As you can see its a fairly silly task, however these APIs require no security keys to access (which makes life far easier for us) and its enough to give us some basic exposure to working with APIs.

Let's begin!

In [None]:
import json
import requests

random_user = "https://randomuser.me/api/"
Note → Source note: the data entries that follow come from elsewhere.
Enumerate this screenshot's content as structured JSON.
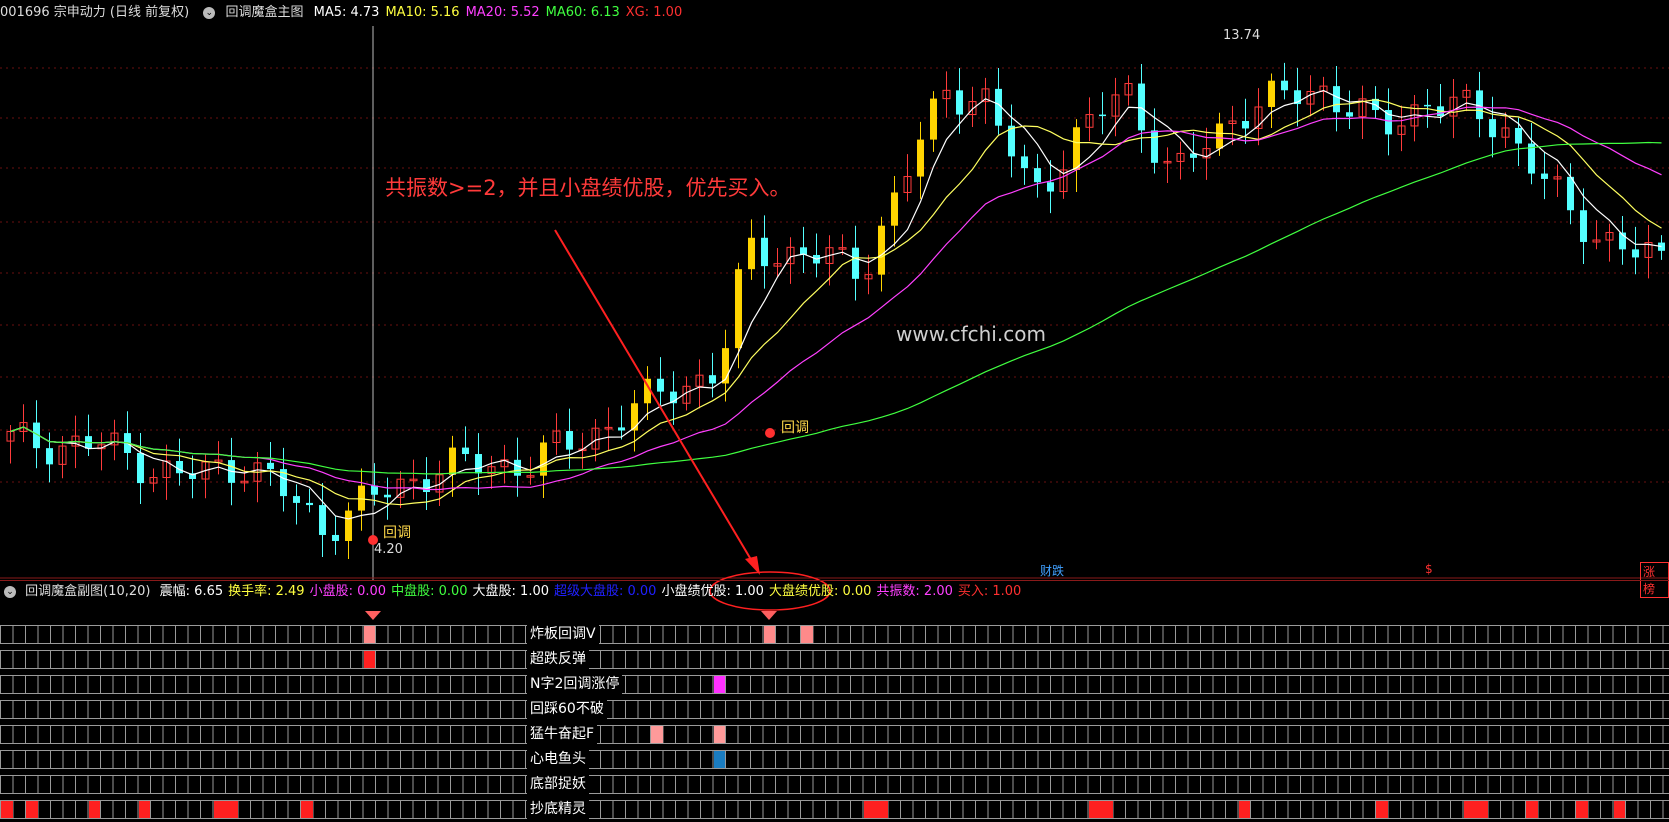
{
  "main_header": {
    "stock": "001696 宗申动力 (日线 前复权)",
    "indicator": "回调魔盒主图",
    "items": [
      {
        "label": "MA5:",
        "value": "4.73",
        "color": "#ffffff"
      },
      {
        "label": "MA10:",
        "value": "5.16",
        "color": "#ffff40"
      },
      {
        "label": "MA20:",
        "value": "5.52",
        "color": "#ff40ff"
      },
      {
        "label": "MA60:",
        "value": "6.13",
        "color": "#40ff40"
      },
      {
        "label": "XG:",
        "value": "1.00",
        "color": "#ff3030"
      }
    ]
  },
  "annotation": "共振数>=2，并且小盘绩优股，优先买入。",
  "watermark": "www.cfchi.com",
  "price_labels": {
    "high": "13.74",
    "low": "4.20"
  },
  "signal_labels": {
    "pullback_1": "回调",
    "pullback_2": "回调"
  },
  "event_flags": [
    {
      "text": "财跌",
      "color": "#40a0ff"
    },
    {
      "text": "$",
      "color": "#ff3030"
    },
    {
      "text": "涨榜",
      "color": "#ff3030"
    }
  ],
  "sub_header": {
    "indicator": "回调魔盒副图(10,20)",
    "items": [
      {
        "label": "震幅:",
        "value": "6.65",
        "color": "#ffffff"
      },
      {
        "label": "换手率:",
        "value": "2.49",
        "color": "#ffff40"
      },
      {
        "label": "小盘股:",
        "value": "0.00",
        "color": "#ff40ff"
      },
      {
        "label": "中盘股:",
        "value": "0.00",
        "color": "#40ff40"
      },
      {
        "label": "大盘股:",
        "value": "1.00",
        "color": "#ffffff"
      },
      {
        "label": "超级大盘股:",
        "value": "0.00",
        "color": "#2020ff"
      },
      {
        "label": "小盘绩优股:",
        "value": "1.00",
        "color": "#ffffff"
      },
      {
        "label": "大盘绩优股:",
        "value": "0.00",
        "color": "#ffff40"
      },
      {
        "label": "共振数:",
        "value": "2.00",
        "color": "#ff40ff"
      },
      {
        "label": "买入:",
        "value": "1.00",
        "color": "#ff3030"
      }
    ]
  },
  "signal_rows": [
    {
      "label": "炸板回调V"
    },
    {
      "label": "超跌反弹"
    },
    {
      "label": "N字2回调涨停"
    },
    {
      "label": "回踩60不破"
    },
    {
      "label": "猛牛奋起F"
    },
    {
      "label": "心电鱼头"
    },
    {
      "label": "底部捉妖"
    },
    {
      "label": "抄底精灵"
    }
  ],
  "colors": {
    "up": "#ff3b3b",
    "down": "#54ffff",
    "limit": "#ffd400",
    "grid": "#8a1a1a"
  }
}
Everything should be self explanatory in the above, we import the relevant libraries/packages (_json_ to deal with the API's JSON outputs and _requests_ to make the API calls) and we create a variable to store the API endpoint for our fake person generator (the _RandomUser_ API). The next step will be to call the API:

In [None]:
def name_generator(url):
  r = requests.get(url)
  return r

new_user = name_generator(random_user)
new_user.content

b'{"results":[{"gender":"male","name":{"title":"Mr","first":"Mike","last":"Ferguson"},"location":{"street":{"number":6091,"name":"Manor Road"},"city":"Wolverhampton","state":"Lancashire","country":"United Kingdom","postcode":"U1 5TP","coordinates":{"latitude":"-9.7850","longitude":"-21.3812"},"timezone":{"offset":"+3:30","description":"Tehran"}},"email":"mike.ferguson@example.com","login":{"uuid":"b3996f9e-a5e7-4b66-9fd0-09180ab2e5ec","username":"ticklishbird156","password":"womans","salt":"Pv3DRAze","md5":"e7504fcfb8d25fafa34544718b22a6c0","sha1":"a56ce13e6fb646de96ec04ff6896e0d3c4a4bccc","sha256":"ff99c08bd7320ec76c35e3c23d2dda2033e79080782e30f22722bffa0a1cb090"},"dob":{"date":"1976-11-12T12:01:22.143Z","age":46},"registered":{"date":"2004-02-24T10:35:32.762Z","age":18},"phone":"013873 41079","cell":"07453 390313","id":{"name":"NINO","value":"YA 92 20 49 S"},"picture":{"large":"https://randomuser.me/api/portraits/men/50.jpg","medium":"https://randomuser.me/api/portraits/med/men/50.jp

Here we create a simple function to send the API request (using the _requests_ package as above). You may note the function we use is _get_ which (unsurprisingly) translates as a _GET_ HTTP request in the RESTful framework (see previous Notebook if that is not clear).

We then use our function to create a new variable (_new\_user_). Note that we are returned, in this case, a JSON object - effectively a dictionary. The _requests_ package will guess this for us so may return an XML object or similar with other APIs. From this JSON object we specify the key "content" to access the information we want. We could also specify keys such as "encoding" or "status_code" if that's the information we require (see more [here](https://docs.python-requests.org/en/latest/index.html)).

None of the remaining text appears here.